Un jour, c'était le matin d'une de ses réunions, on lui annonce un jeune homme qui veut lui remettre une lettre de la part de M. Phélippeaux. Ce M. Phélippeaux était de Lyon, et avait des relations avec la famille de l'abbé Morellet[164]. Il donne ordre d'introduire ce jeune homme dans sa bibliothèque, où il alla le rejoindre quelques moments après.
En entrant, il trouve un jeune homme de vingt ans à peu près; sa taille était d'une extrême grandeur, il avait plus de six pieds, et cette taille frêle et peu soutenue était comme un long roseau sans appui.
Il y avait toute une étude à faire en regardant ce jeune homme. C'était lui-même l'étude personnifiée, et l'étude avec ses veilles, ses jeûnes et toutes ses austérités! Il était pâle, ses yeux étaient caves, son regard fatigué, son sourire rare, presque pénible, et comme une chose contraire à sa nature... La vue de ce jeune homme, me dit Morellet, me causa une profonde émotion. Du reste, sa mise était décente, il était en noir et convenablement vêtu.
Au moment où l'abbé Morellet entra dans la bibliothèque, le jeune homme était dans une extase complète et comme abîmé dans une admiration profonde; il regardait les livres que contenaient les différents corps de bibliothèque qui entouraient la pièce où il se trouvait. Ses regards, naturellement atones et abaissés, s'étaient relevés vifs et brillants pour parcourir les rayons chargés de ces in-folios précieux qu'il dévorait en apparence.
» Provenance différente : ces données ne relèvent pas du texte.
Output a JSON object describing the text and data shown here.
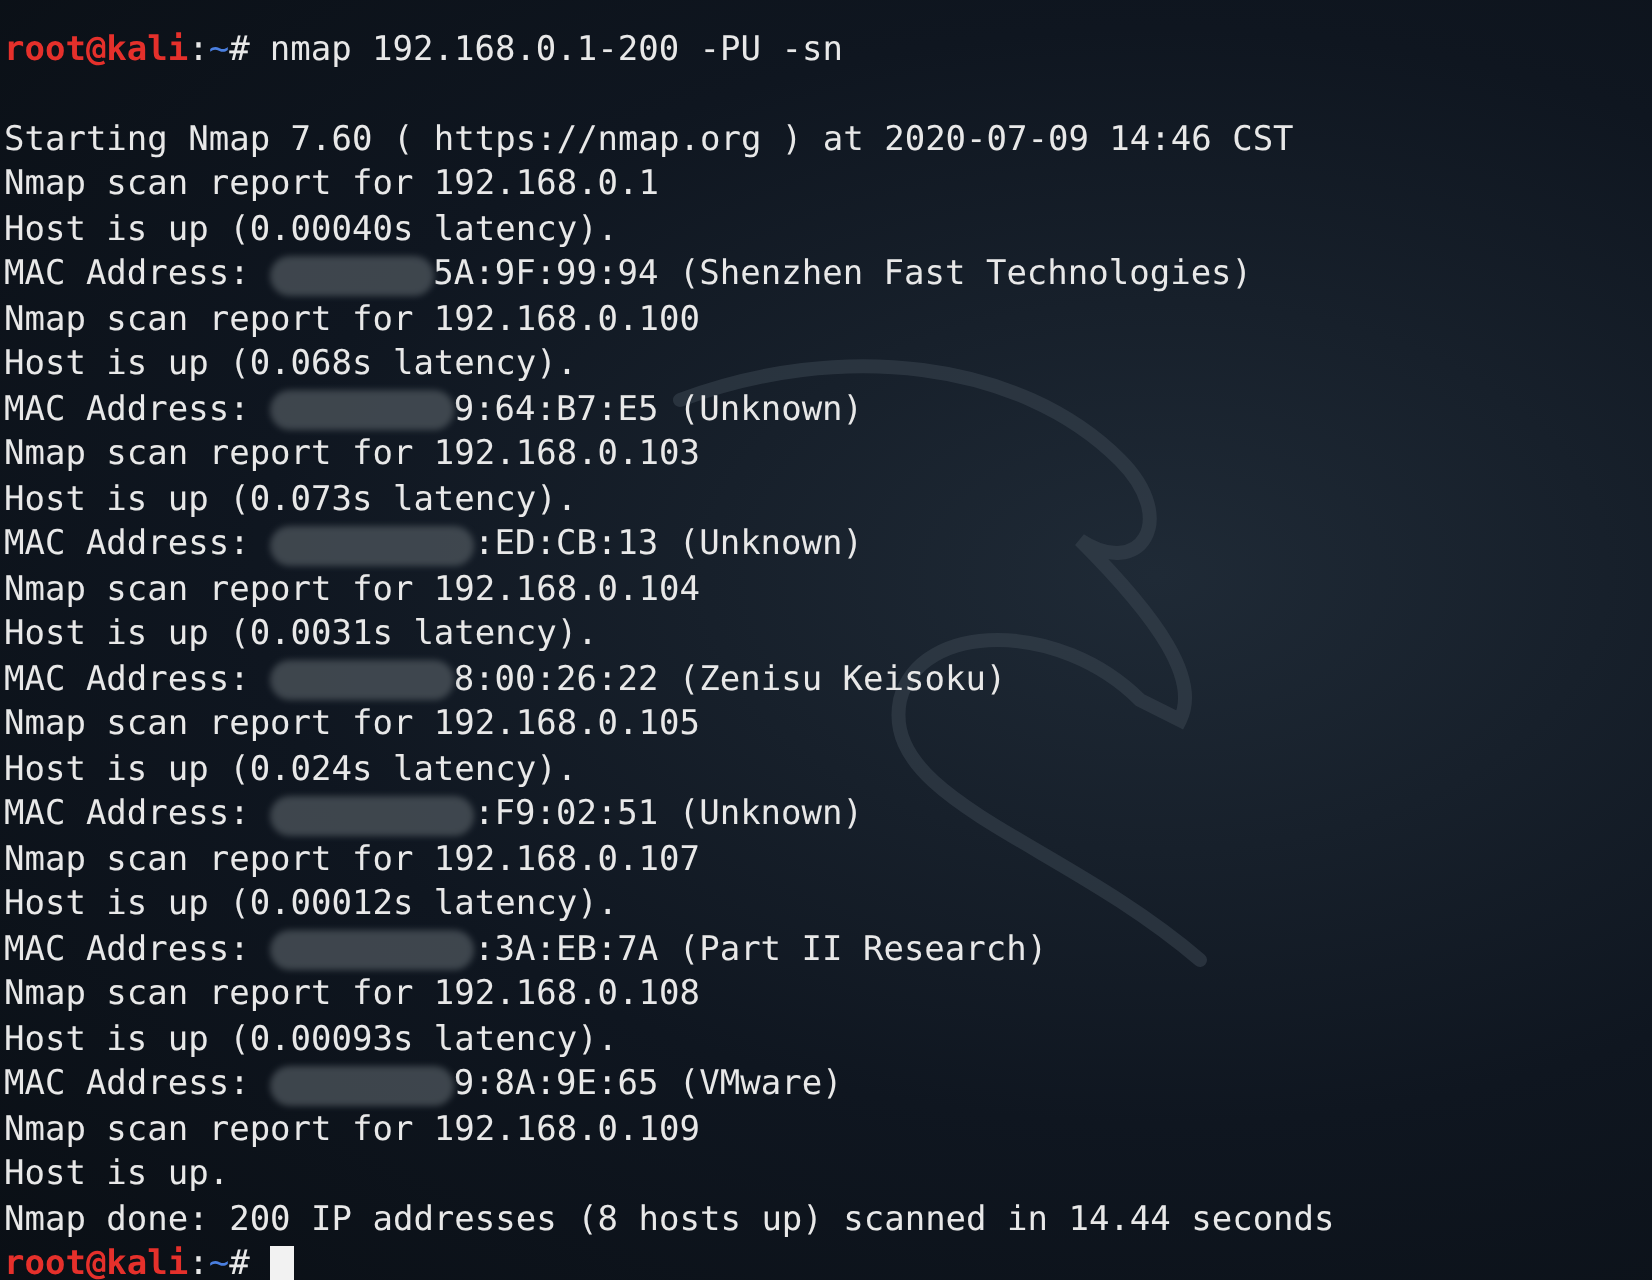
{
  "lines": [
    {
      "kind": "prompt",
      "user": "root@kali",
      "separator": ":",
      "path": "~",
      "symbol": "#",
      "command": "nmap 192.168.0.1-200 -PU -sn",
      "cursor": false
    },
    {
      "kind": "blank"
    },
    {
      "kind": "text",
      "text": "Starting Nmap 7.60 ( https://nmap.org ) at 2020-07-09 14:46 CST"
    },
    {
      "kind": "text",
      "text": "Nmap scan report for 192.168.0.1"
    },
    {
      "kind": "text",
      "text": "Host is up (0.00040s latency)."
    },
    {
      "kind": "mac",
      "label": "MAC Address:",
      "tail": "5A:9F:99:94 (Shenzhen Fast Technologies)"
    },
    {
      "kind": "text",
      "text": "Nmap scan report for 192.168.0.100"
    },
    {
      "kind": "text",
      "text": "Host is up (0.068s latency)."
    },
    {
      "kind": "mac",
      "label": "MAC Address:",
      "tail": "9:64:B7:E5 (Unknown)"
    },
    {
      "kind": "text",
      "text": "Nmap scan report for 192.168.0.103"
    },
    {
      "kind": "text",
      "text": "Host is up (0.073s latency)."
    },
    {
      "kind": "mac",
      "label": "MAC Address:",
      "tail": ":ED:CB:13 (Unknown)"
    },
    {
      "kind": "text",
      "text": "Nmap scan report for 192.168.0.104"
    },
    {
      "kind": "text",
      "text": "Host is up (0.0031s latency)."
    },
    {
      "kind": "mac",
      "label": "MAC Address:",
      "tail": "8:00:26:22 (Zenisu Keisoku)"
    },
    {
      "kind": "text",
      "text": "Nmap scan report for 192.168.0.105"
    },
    {
      "kind": "text",
      "text": "Host is up (0.024s latency)."
    },
    {
      "kind": "mac",
      "label": "MAC Address:",
      "tail": ":F9:02:51 (Unknown)"
    },
    {
      "kind": "text",
      "text": "Nmap scan report for 192.168.0.107"
    },
    {
      "kind": "text",
      "text": "Host is up (0.00012s latency)."
    },
    {
      "kind": "mac",
      "label": "MAC Address:",
      "tail": ":3A:EB:7A (Part II Research)"
    },
    {
      "kind": "text",
      "text": "Nmap scan report for 192.168.0.108"
    },
    {
      "kind": "text",
      "text": "Host is up (0.00093s latency)."
    },
    {
      "kind": "mac",
      "label": "MAC Address:",
      "tail": "9:8A:9E:65 (VMware)"
    },
    {
      "kind": "text",
      "text": "Nmap scan report for 192.168.0.109"
    },
    {
      "kind": "text",
      "text": "Host is up."
    },
    {
      "kind": "text",
      "text": "Nmap done: 200 IP addresses (8 hosts up) scanned in 14.44 seconds"
    },
    {
      "kind": "prompt",
      "user": "root@kali",
      "separator": ":",
      "path": "~",
      "symbol": "#",
      "cursor": true
    }
  ]
}
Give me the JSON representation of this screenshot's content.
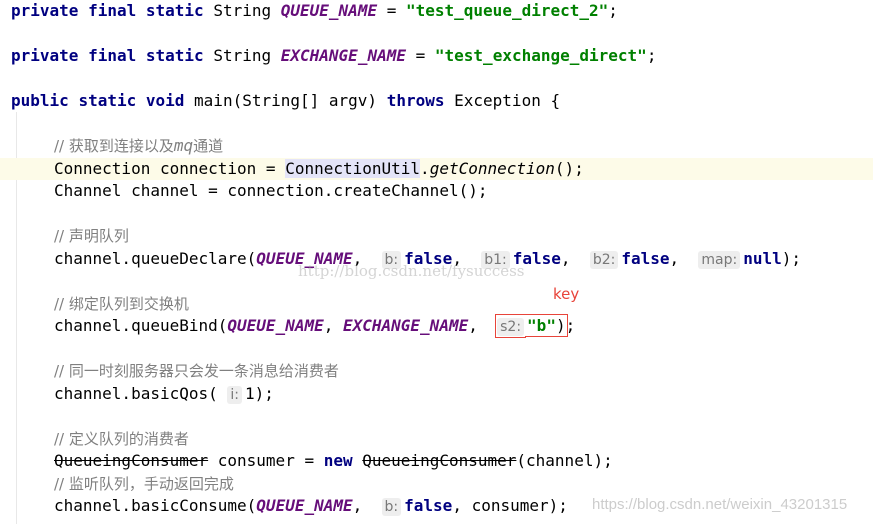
{
  "code_lines": [
    {
      "row": 0,
      "indent": 0,
      "tokens": [
        [
          "private",
          "kw"
        ],
        [
          " ",
          ""
        ],
        [
          "final",
          "kw"
        ],
        [
          " ",
          ""
        ],
        [
          "static",
          "kw"
        ],
        [
          " String ",
          ""
        ],
        [
          "QUEUE_NAME",
          "const"
        ],
        [
          " = ",
          ""
        ],
        [
          "\"test_queue_direct_2\"",
          "str"
        ],
        [
          ";",
          ""
        ]
      ]
    },
    {
      "row": 2,
      "indent": 0,
      "tokens": [
        [
          "private",
          "kw"
        ],
        [
          " ",
          ""
        ],
        [
          "final",
          "kw"
        ],
        [
          " ",
          ""
        ],
        [
          "static",
          "kw"
        ],
        [
          " String ",
          ""
        ],
        [
          "EXCHANGE_NAME",
          "const"
        ],
        [
          " = ",
          ""
        ],
        [
          "\"test_exchange_direct\"",
          "str"
        ],
        [
          ";",
          ""
        ]
      ]
    },
    {
      "row": 4,
      "indent": 0,
      "tokens": [
        [
          "public",
          "kw"
        ],
        [
          " ",
          ""
        ],
        [
          "static",
          "kw"
        ],
        [
          " ",
          ""
        ],
        [
          "void",
          "kw"
        ],
        [
          " main(String[] argv) ",
          ""
        ],
        [
          "throws",
          "kw"
        ],
        [
          " Exception {",
          ""
        ]
      ]
    },
    {
      "row": 6,
      "indent": 1,
      "tokens": [
        [
          "// 获取到连接以及",
          "cm"
        ],
        [
          "mq",
          "cmi"
        ],
        [
          "通道",
          "cm"
        ]
      ]
    },
    {
      "row": 7,
      "indent": 1,
      "highlight": true,
      "tokens": [
        [
          "Connection connection = ",
          ""
        ],
        [
          "ConnectionUtil",
          "sel"
        ],
        [
          ".",
          ""
        ],
        [
          "getConnection",
          "it"
        ],
        [
          "();",
          ""
        ]
      ]
    },
    {
      "row": 8,
      "indent": 1,
      "tokens": [
        [
          "Channel channel = connection.createChannel();",
          ""
        ]
      ]
    },
    {
      "row": 10,
      "indent": 1,
      "tokens": [
        [
          "// 声明队列",
          "cm"
        ]
      ]
    },
    {
      "row": 11,
      "indent": 1,
      "tokens": [
        [
          "channel.queueDeclare(",
          ""
        ],
        [
          "QUEUE_NAME",
          "const"
        ],
        [
          ",  ",
          ""
        ],
        [
          "b:",
          "hint"
        ],
        [
          "false",
          "kw"
        ],
        [
          ",  ",
          ""
        ],
        [
          "b1:",
          "hint"
        ],
        [
          "false",
          "kw"
        ],
        [
          ",  ",
          ""
        ],
        [
          "b2:",
          "hint"
        ],
        [
          "false",
          "kw"
        ],
        [
          ",  ",
          ""
        ],
        [
          "map:",
          "hint"
        ],
        [
          "null",
          "kw"
        ],
        [
          ");",
          ""
        ]
      ]
    },
    {
      "row": 13,
      "indent": 1,
      "tokens": [
        [
          "// 绑定队列到交换机",
          "cm"
        ]
      ]
    },
    {
      "row": 14,
      "indent": 1,
      "tokens": [
        [
          "channel.queueBind(",
          ""
        ],
        [
          "QUEUE_NAME",
          "const"
        ],
        [
          ", ",
          ""
        ],
        [
          "EXCHANGE_NAME",
          "const"
        ],
        [
          ",  ",
          ""
        ],
        [
          "s2:|\"b\"|)",
          "box"
        ],
        [
          ";",
          ""
        ]
      ]
    },
    {
      "row": 16,
      "indent": 1,
      "tokens": [
        [
          "// 同一时刻服务器只会发一条消息给消费者",
          "cm"
        ]
      ]
    },
    {
      "row": 17,
      "indent": 1,
      "tokens": [
        [
          "channel.basicQos( ",
          ""
        ],
        [
          "i:",
          "hint"
        ],
        [
          "1",
          ""
        ],
        [
          ");",
          ""
        ]
      ]
    },
    {
      "row": 19,
      "indent": 1,
      "tokens": [
        [
          "// 定义队列的消费者",
          "cm"
        ]
      ]
    },
    {
      "row": 20,
      "indent": 1,
      "tokens": [
        [
          "QueueingConsumer",
          "dep"
        ],
        [
          " consumer = ",
          ""
        ],
        [
          "new",
          "kw"
        ],
        [
          " ",
          ""
        ],
        [
          "QueueingConsumer",
          "dep"
        ],
        [
          "(channel);",
          ""
        ]
      ]
    },
    {
      "row": 21,
      "indent": 1,
      "tokens": [
        [
          "// 监听队列，手动返回完成",
          "cm"
        ]
      ]
    },
    {
      "row": 22,
      "indent": 1,
      "tokens": [
        [
          "channel.basicConsume(",
          ""
        ],
        [
          "QUEUE_NAME",
          "const"
        ],
        [
          ",  ",
          ""
        ],
        [
          "b:",
          "hint"
        ],
        [
          "false",
          "kw"
        ],
        [
          ", consumer);",
          ""
        ]
      ]
    }
  ],
  "annotation": {
    "key_label": "key",
    "color": "#e8443a"
  },
  "watermarks": {
    "center": "http://blog.csdn.net/fysuccess",
    "bottom_right": "https://blog.csdn.net/weixin_43201315"
  },
  "colors": {
    "keyword": "#000080",
    "constant": "#660e7a",
    "string": "#008000",
    "comment": "#808080",
    "current_line": "#fdfbe8"
  }
}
En apercevant le maître de la maison, le jeune homme rougit légèrement, et, cherchant aussitôt dans sa poche, il voulut y prendre une lettre qu'il devait y trouver; mais le jeune homme était évidemment maladroit..., il était timide; ses efforts, loin de lui faire trouver ce qu'il cherchait, l'en éloignaient encore... Enfin, dans sa détresse, il dit à l'abbé Morellet:
—Monsieur, je vous prie de croire que je ne suis point un intrigant.... Je suis, monsieur, un protégé de M. Phélippeaux....
Et le pauvre jeune homme cherchait toujours et sans trouver... Enfin, une idée lumineuse lui fit voir qu'il avait oublié ce qu'il cherchait... et tout aussitôt mettant son chapeau sur le bureau:
—Je reviens à l'instant, monsieur... Je vois ce que c'est, la lettre sera restée avec Cha....
Il s'arrêta, regarda M. Morellet avec anxiété et comme pour lui demander la permission de passer devant lui. Ce que l'abbé voyant, il se rangea et lui laissa le passage libre. Alors le jeune homme se lança comme un long boa, en rasant la terre, et alla dans l'antichambre pour y chercher sa lettre.